Can I see my family at Christmas? Rumoured government plans for household mixing over festive period explained
New Covid guidelines could allow families to meet up in groups over the Christmas holidays
Families in Scotland could spend Christmas together under plans being considered by the government.
Nicola Sturgeon said she is “determined” to make it possible for people to see their loved ones, suggesting people may be able to form Christmas “baubles” indoors.
She said ministers from all four nations are looking at relaxing Covid-19 restrictions in a bid to allow households to mix for a few days.
This would mean families could be together for a limited time over the festive season.
Speaking at her daily coronavirus briefing, Ms Sturgeon said: “I want people to have the ability to see loved ones at Christmas. I want to see loved ones at Christmas. And we're determined to try to make that possible."
The First Minister’s comments came as the UK Government’s medical adviser on coronavirus, Dr Susan Hopkins, told Downing Street that the four nations’ plan is for Christmas to be “as close to normal as possible”.
Here’s what we know about the government’s Christmas plans so far.
How might the government relax restrictions for Christmas?
During her briefing, Nicola Sturgeon said the government may allow “a bit of leeway” when it comes to the strict restrictions at Christmas time.
She added that it was “better” to “treat people like grown ups” and permit them to see loved ones rather than have the public trying to get around the current rules.
The First Minister did not go into specifics about how many people may be allowed to form a bubble and what the limits may be.

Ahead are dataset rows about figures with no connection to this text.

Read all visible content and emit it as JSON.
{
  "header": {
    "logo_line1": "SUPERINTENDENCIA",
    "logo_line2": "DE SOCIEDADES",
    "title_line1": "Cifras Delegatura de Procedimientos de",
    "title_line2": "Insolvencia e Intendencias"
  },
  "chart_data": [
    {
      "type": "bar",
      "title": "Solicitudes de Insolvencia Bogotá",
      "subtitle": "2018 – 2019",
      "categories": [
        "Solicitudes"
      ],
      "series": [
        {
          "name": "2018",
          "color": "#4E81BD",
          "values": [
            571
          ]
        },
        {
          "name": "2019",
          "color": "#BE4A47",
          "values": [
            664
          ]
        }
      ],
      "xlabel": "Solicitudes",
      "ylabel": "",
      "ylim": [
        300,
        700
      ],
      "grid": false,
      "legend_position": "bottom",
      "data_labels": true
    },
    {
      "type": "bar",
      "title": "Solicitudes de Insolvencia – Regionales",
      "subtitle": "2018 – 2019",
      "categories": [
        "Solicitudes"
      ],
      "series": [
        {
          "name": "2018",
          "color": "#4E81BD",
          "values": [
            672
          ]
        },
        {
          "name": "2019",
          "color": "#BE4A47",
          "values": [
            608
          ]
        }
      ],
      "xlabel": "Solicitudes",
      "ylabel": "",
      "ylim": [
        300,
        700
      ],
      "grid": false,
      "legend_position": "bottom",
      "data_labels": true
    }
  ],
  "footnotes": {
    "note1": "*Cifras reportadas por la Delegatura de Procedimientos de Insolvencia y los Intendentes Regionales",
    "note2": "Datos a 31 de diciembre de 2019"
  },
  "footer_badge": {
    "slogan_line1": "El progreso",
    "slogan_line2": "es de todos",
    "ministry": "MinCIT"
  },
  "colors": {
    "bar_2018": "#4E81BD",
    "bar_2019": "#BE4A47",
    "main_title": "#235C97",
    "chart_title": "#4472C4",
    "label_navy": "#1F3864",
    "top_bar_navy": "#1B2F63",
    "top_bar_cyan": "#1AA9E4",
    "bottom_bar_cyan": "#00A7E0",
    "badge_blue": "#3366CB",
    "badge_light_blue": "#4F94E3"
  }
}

Similar plans for Christmas household mixing are being made in Downing Street.
The Sun reported that the UK Government may relax rules in a “four nations approach” so families across the country could mix indoors for five days, starting on Christmas Eve.
The break in restrictions would end on the Bank Holiday Monday on 28 December, giving families a full long weekend to celebrate in more normal circumstances.

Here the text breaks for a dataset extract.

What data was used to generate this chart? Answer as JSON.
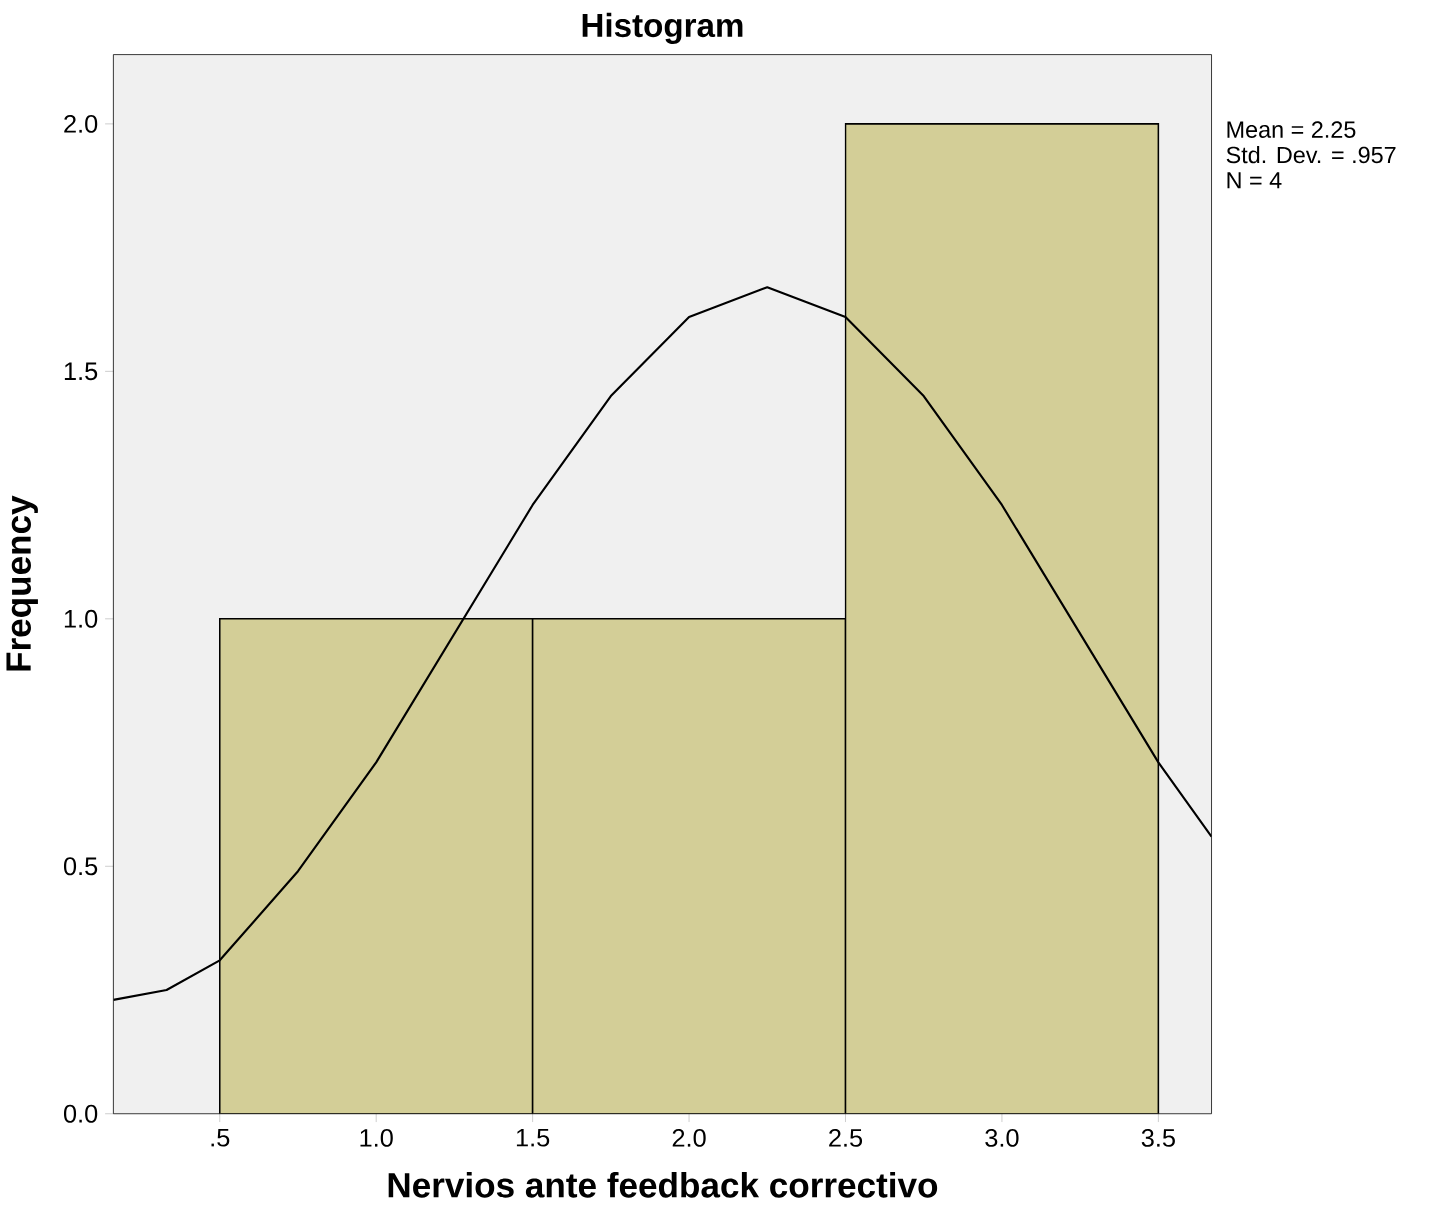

According to The Sun, households that choose to meet up would be unlikely to be able to mix with others outside the group, forming a sort of extended bubble.
And these indoor groups could be larger than the “rule of six”, with Sage scientists reportedly modelling what impact this would have on the spread of the virus.
Former Sage scientist Prof Neil Ferguson told the BBC that “bubbles” of up to four households could be a possibility of allowing people to see each other without virus cases soaring.
However, families may still be asked to stick to social distancing rules, told not to hold large gatherings and advised to travel by car instead of public transport.
The plans may not be approved by any of the devolved nations until December.
A No 10 spokesperson told The Sun: “We are looking at ways to ensure that people can spend time with close family over Christmas at the end of what has been an incredibly difficult year.”
What would Christmas look like under the current restrictions?
Whether the Christmas plan comes into place is said to be dependent on if the current restrictions in Scotland, and in the rest of the UK, work to bring cases down.
The devolved administrations are expected to outline a shared approach so families living in different places across the UK will have a single set of rules to follow.
Here, apart from in the three island health board areas, households are unable to mix inside homes at all.
Some places, such as Glasgow, Renfrewshire, Ayrshire, Lanarkshire, and Stirling, have been placed under the harshest Level 4 restrictions in a bid to drastically reduce virus cases so families can be together over Christmas.
Under Level 1, 2, 3 and 4 restrictions in Scotland, families from different households would not be able to celebrate Christmas together, and many people would be isolated from each other.
After England's lockdown is supposed to end on 2 December, Boris Johnson has said areas will be placed back into the localised tiered restrictions system.
Under the highest two tiers, Tier 2 and Tier 3, households are unable to mix indoors unless it’s as part of a support bubble.
Even people living under Tier 1 restrictions would only be allowed to mix in groups of six inside.
Wales has come out of its “firebreak” lockdown, which was instated on 23 October, but the country will still be under strict restrictions with households unable to mix in homes.
People in Northern Ireland are also currently unable to mix inside homes, and the chief scientific adviser has warned further Covid-19 restrictions could be introduced in the country before Christmas.